Почему? Словно она не знала почему! Нестерпимый жар обжег мое лицо, я боялся, что Галя увидит это, и почти побежал вперед...
Мы сели на скамеечку недалеко от дома Паньковых, вернее, села она, а я стоял рядом, переминаясь с носка на пятку и разглядывая огоньки бакенов и фонарь на пароме, с которого доносился гомон человеческих голосов, сквозь него прорывался хрипловатый и хмельной, что было заметно даже на расстоянии, Кирюшин.
– Па-а-стар-нись! – кричал, смешно прыгая на своем деревянном костыле, Кирюша. – Куды, куды едешь, лопух твою зеленя, глаза разуй... А ну, давай, давай!..

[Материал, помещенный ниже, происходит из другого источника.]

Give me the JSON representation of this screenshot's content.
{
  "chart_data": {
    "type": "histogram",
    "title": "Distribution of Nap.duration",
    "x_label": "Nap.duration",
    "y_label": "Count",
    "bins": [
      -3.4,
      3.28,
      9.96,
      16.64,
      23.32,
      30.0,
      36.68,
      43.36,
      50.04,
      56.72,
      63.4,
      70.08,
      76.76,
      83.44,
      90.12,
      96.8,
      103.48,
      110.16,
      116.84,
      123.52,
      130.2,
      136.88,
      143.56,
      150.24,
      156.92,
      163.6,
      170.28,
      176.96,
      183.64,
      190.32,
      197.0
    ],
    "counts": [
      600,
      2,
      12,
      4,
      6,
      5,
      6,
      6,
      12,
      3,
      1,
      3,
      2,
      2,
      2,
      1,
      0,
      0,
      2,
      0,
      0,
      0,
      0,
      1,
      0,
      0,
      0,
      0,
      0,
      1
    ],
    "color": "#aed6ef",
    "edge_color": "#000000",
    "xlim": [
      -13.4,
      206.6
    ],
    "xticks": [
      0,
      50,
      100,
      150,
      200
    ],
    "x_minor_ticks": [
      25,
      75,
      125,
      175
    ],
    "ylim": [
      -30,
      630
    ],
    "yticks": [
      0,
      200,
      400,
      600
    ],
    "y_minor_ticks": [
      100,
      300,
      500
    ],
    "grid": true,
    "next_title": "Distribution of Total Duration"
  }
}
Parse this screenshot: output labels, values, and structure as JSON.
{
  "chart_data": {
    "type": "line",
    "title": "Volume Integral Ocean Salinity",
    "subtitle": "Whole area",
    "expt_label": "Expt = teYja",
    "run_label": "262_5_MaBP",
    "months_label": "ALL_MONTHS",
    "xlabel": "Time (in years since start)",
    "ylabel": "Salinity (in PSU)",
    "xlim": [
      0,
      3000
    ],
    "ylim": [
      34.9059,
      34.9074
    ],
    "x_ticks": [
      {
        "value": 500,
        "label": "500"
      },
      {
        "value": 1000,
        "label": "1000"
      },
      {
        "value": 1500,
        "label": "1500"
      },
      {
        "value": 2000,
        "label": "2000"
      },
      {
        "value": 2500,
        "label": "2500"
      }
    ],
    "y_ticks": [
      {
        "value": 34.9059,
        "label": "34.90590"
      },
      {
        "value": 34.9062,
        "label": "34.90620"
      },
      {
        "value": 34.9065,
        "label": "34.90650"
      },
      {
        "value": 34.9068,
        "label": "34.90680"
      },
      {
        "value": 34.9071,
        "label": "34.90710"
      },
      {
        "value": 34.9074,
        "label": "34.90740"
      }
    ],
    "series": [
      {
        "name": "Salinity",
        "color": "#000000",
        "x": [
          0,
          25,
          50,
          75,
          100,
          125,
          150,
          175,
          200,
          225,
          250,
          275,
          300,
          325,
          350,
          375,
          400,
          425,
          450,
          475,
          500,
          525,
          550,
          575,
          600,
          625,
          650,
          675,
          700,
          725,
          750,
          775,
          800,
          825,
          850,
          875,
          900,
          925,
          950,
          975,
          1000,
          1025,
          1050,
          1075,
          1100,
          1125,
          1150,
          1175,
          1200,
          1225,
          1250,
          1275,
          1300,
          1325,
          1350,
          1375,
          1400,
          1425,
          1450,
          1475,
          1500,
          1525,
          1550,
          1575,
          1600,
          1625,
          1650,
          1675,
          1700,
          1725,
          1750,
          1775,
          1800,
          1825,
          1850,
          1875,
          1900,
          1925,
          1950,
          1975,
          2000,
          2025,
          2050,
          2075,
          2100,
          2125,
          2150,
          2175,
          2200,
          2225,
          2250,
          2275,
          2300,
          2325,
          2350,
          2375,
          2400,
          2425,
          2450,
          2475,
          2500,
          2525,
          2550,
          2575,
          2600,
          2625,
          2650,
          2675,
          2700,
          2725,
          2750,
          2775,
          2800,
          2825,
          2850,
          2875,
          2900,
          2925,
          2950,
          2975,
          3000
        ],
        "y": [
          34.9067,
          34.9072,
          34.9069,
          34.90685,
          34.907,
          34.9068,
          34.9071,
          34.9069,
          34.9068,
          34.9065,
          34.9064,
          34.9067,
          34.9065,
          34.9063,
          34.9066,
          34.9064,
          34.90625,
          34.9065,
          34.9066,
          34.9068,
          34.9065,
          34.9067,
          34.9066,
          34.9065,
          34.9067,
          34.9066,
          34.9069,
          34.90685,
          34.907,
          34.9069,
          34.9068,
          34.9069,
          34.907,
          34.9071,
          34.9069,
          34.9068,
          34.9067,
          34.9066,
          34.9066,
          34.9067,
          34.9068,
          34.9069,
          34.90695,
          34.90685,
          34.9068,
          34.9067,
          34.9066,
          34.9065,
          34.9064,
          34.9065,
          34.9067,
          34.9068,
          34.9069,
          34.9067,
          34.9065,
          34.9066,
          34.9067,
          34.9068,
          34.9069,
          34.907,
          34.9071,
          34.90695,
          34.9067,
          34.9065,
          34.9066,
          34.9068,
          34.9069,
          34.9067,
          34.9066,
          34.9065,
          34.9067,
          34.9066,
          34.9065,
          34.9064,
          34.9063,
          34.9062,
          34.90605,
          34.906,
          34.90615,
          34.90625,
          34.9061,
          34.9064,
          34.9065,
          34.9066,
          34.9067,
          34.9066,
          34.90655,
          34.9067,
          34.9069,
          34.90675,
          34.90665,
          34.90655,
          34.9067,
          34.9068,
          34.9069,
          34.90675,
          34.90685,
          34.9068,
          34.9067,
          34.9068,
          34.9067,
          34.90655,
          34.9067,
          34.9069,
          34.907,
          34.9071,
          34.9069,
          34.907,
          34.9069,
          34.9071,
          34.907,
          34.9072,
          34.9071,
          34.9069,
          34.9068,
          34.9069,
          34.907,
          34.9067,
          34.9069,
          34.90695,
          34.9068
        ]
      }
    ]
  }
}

Потом паром отчаливал, Кирюша, приставив мужиков тянуть трос деревянными, со специальными прорезями, колотушками, нырял в кубрик, отпивал глоток из бутылки, сворачивал самокрутку, и над рекой вновь летел его зычный голос:
– Па-а-стар-нись, тетеря, едят тя мухи!..
– Ты бы сел, Юр?.. А то как-то неприлично, я сижу, ты – стоишь...
Я сел на другой краешек скамейки, и Галя, вздохнув, спросила:
– Может, тебе домой надо?
– Отчего же, – охрипшим голосом произнес я.
– Ну как, может, родители волнуются, поздно уже.
– Мои?.. Это твои всегда волнуются...
– Да...
Галя села со мной рядом, теперь я чувствовал тепло ее тела.
– Глупенький ты какой, Юрка. Глупенький и... хороший... – Она положила ладонь на мою руку, вцепившуюся в край скамейки, и я почувствовал, как сердце забилось в груди, как оно оторвалось и уплыло в эту ночь, в этот наполненный счастьем воздух, как вобрало оно в себя Галю и теперь светилось светом счастья.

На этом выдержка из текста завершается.